The exciting targeted treatments we have now – whether they’re tyrosine kinase inhibitors, PARP inhibitors, BRAF inhibitors, Herceptin – they all target the cancer cells themselves; but over time, these cells evolve and the treatment may stop working. Cancer’s a moving target, but I think combining the great specificity and high response rate of the targeted treatments with something that targets the tumour microenvironment will give a longer lasting response. So targeting the tumour microenvironment has the potential to be a very credible weapon in our fight against cancer, working alongside the other treatments. It won’t work on its own, but I believe it will be an accepted part of the way you treat cancer.
Cancer Research UK: What has been your most significant contribution to this field so far?
Fran Balkwill: I was only a small cog in a large machine but I highlighted the link between inflammation and cancer. Inflammation is an important part of our body’s defence against infection and injury. It usually only happens for a brief time and is tightly controlled – the process does a very good job and then switches off. However, in certain diseases, inflammation does not switch off properly and becomes chronic. In the tumour microenvironment you can find many characteristics of this chronic inflammation. I showed that certain cytokines – these are molecules involved in inflammation – have pro-tumour action. Cancer cells generate these complex inflammatory cytokine networks to control their microenvironment.
So cancer and inflammation are closely connected and there are five pieces of evidence to support this. Firstly, some chronic inflammatory diseases can increase the risk of cancer. For example, people with pancreatitis have a higher risk of developing pancreatic cancer. Second, we know that long-term use of certain anti-inflammatory drugs (such as aspirin) can reduce the risk of some cancers types. Third, we find many of the cell-types (such as macrophages) that are important in inflammation are present in large numbers in the tumour microenvironment. We also know, from experiments in model systems, that deleting or blocking these inflammatory molecules or cells has an anti-cancer effect and finally, when we manipulate healthy cells in the lab and turn them into cancer cells, they start producing inflammatory cytokines.
Cancer Research UK: What is your lab focusing on now?
Fran Balkwill: We’re especially interested in the cytokines tumour necrosis factor (TNF) and interleukin-6 (IL-6). We try and understand how they work and then we try and understand how inhibitors of them might work in cancer. We know that inhibitors of IL-6 and TNF have fantastic effects in some patients with major inflammatory diseases such as rheumatoid arthritis; also we know they’re safe to give to people who are very ill so we’re trying to understand if they have any action in cancer, and if so, what?
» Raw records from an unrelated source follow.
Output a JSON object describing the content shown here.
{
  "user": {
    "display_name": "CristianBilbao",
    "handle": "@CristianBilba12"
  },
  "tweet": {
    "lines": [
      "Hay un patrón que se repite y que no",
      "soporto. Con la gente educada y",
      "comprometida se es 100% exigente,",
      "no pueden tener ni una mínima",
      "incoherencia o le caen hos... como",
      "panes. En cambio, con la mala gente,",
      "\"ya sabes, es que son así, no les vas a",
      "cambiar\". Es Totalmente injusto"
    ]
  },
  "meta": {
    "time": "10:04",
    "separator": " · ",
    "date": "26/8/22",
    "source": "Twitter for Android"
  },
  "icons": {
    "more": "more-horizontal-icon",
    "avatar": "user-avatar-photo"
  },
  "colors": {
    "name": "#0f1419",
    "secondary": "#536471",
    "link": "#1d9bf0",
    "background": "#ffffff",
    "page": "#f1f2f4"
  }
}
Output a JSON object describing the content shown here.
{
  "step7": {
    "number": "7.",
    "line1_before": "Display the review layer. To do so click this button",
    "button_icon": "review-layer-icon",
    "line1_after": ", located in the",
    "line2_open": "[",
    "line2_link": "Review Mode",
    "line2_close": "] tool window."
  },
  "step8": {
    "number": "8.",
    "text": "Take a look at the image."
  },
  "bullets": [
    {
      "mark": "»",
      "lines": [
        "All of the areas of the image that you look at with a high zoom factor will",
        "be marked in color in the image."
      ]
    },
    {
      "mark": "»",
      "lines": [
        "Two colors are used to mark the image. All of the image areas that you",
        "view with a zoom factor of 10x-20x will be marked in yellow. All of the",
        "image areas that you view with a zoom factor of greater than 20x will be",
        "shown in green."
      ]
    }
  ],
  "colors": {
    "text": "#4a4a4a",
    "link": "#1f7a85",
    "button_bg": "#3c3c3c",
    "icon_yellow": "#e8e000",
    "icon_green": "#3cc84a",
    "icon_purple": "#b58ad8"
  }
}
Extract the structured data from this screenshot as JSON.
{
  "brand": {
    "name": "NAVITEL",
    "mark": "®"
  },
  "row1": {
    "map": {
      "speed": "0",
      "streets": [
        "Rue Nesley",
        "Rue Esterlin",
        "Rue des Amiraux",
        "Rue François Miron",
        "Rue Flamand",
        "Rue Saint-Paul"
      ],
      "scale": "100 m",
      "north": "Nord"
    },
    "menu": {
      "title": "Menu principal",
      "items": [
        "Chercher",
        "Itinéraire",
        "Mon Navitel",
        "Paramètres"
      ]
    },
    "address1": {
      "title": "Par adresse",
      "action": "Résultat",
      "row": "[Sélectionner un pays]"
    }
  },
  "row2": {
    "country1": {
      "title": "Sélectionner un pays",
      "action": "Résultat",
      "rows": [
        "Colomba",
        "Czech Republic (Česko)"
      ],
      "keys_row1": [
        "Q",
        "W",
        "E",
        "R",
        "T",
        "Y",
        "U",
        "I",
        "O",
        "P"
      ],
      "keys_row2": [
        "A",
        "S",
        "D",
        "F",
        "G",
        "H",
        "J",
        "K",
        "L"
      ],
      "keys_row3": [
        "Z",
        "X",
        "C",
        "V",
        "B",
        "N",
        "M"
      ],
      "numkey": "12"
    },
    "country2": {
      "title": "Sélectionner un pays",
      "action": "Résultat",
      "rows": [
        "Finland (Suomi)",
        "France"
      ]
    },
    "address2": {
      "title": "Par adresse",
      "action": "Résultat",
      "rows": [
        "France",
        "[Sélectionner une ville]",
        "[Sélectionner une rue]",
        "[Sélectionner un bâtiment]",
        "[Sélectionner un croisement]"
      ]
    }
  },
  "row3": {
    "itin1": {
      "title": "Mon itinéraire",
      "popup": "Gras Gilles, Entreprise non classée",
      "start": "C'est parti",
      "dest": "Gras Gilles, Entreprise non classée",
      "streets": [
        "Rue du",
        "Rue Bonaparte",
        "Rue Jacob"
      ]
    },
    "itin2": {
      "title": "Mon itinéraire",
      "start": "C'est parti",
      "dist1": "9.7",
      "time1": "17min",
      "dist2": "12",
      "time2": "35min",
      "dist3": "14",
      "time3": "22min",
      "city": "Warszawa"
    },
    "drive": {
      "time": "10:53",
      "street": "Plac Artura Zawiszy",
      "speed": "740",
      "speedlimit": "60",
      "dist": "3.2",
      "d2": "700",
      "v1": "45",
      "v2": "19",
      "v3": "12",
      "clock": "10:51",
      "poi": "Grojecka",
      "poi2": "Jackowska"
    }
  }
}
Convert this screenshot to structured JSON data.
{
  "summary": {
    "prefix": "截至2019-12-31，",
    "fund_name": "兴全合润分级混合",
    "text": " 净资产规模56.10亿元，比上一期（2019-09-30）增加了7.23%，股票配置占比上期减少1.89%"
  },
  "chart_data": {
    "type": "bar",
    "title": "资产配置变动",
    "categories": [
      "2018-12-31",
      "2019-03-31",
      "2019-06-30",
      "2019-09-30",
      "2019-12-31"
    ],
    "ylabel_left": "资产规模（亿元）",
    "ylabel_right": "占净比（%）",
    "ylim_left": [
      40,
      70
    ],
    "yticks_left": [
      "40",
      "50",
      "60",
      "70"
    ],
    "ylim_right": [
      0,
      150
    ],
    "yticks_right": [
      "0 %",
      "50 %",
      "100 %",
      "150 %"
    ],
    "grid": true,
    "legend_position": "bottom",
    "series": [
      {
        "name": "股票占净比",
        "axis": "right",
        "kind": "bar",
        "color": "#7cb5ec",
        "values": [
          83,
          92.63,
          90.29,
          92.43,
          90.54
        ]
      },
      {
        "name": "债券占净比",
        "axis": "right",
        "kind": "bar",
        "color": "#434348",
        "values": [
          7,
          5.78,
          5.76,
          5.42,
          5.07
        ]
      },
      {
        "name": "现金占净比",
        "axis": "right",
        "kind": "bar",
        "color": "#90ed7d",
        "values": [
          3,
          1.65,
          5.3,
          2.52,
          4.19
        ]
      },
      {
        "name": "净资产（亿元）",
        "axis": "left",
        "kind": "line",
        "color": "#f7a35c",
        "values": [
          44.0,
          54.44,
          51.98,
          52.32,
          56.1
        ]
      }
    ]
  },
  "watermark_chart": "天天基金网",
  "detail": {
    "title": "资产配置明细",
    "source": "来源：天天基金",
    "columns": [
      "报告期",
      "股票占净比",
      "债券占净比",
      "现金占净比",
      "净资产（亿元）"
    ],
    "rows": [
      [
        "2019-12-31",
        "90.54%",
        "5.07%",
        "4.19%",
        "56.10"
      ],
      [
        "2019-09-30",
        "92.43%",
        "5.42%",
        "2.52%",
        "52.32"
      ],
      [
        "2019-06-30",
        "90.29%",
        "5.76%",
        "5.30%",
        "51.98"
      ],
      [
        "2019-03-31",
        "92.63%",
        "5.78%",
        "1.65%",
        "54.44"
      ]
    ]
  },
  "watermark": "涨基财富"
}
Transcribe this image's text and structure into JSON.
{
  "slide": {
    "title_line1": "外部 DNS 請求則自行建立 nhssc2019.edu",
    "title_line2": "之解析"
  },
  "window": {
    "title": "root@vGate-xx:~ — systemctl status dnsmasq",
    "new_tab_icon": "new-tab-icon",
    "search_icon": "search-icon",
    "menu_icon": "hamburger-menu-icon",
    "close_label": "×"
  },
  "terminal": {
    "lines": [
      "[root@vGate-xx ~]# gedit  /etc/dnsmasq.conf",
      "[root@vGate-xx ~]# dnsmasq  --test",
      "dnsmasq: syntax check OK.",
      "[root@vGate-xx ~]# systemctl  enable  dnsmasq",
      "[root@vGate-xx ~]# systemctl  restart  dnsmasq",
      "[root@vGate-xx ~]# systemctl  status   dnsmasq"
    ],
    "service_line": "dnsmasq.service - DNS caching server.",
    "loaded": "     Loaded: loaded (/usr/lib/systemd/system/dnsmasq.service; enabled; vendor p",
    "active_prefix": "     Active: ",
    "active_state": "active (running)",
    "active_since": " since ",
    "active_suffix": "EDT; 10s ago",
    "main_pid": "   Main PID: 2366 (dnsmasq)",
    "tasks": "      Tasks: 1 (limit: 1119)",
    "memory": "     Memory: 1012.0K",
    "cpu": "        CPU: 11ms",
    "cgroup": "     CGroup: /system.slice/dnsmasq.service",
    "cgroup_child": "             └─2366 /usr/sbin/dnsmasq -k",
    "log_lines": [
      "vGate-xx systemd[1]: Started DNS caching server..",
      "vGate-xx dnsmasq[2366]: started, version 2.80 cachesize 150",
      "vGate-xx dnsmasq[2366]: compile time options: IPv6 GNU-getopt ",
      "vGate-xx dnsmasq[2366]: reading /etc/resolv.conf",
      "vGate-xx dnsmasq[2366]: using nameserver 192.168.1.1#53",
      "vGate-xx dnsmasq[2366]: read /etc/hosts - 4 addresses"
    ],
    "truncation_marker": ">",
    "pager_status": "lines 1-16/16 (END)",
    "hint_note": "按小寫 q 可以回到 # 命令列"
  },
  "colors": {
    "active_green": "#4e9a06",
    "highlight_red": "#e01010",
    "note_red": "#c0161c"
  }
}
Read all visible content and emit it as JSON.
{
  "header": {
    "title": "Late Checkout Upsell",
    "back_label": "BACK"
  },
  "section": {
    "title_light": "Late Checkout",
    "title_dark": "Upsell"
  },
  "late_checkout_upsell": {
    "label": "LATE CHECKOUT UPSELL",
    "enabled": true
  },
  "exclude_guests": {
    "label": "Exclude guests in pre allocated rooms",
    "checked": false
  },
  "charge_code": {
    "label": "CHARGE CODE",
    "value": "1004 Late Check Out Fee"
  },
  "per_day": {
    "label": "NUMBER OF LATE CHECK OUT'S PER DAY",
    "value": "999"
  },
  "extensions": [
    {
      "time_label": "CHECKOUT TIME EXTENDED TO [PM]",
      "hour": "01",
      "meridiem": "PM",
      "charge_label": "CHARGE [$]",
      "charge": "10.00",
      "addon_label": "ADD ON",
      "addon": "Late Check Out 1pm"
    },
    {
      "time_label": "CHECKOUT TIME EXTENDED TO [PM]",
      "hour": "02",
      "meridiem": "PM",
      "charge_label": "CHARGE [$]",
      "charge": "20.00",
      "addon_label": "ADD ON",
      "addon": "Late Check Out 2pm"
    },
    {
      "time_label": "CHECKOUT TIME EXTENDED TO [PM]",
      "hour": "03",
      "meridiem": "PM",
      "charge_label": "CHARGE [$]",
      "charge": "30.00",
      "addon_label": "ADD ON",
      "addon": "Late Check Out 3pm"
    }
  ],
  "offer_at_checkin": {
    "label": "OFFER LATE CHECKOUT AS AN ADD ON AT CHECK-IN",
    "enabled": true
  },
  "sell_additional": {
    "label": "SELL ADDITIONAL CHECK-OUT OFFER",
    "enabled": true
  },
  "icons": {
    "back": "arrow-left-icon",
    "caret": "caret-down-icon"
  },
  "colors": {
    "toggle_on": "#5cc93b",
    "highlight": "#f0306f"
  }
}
We don’t expect any of them to work on their own, but we do think they might work alongside other treatments.
We concentrate on high grade serous ovarian cancer, but what we discover I think is going to be much more broadly significant. If we do have a success in this, it will be much more significant to a whole range of different cancers and different stages of cancer as well.
Cancer Research UK: What do you most enjoy about your job?
Fran Balkwill: It’s never boring! I love being part of a big international community, travelling and collaborating with colleagues across the world. And seeing my people develop as scientists; I think that’s great as well. You make a little impact by making a lot of impact on other people who go on to do great things in cancer research.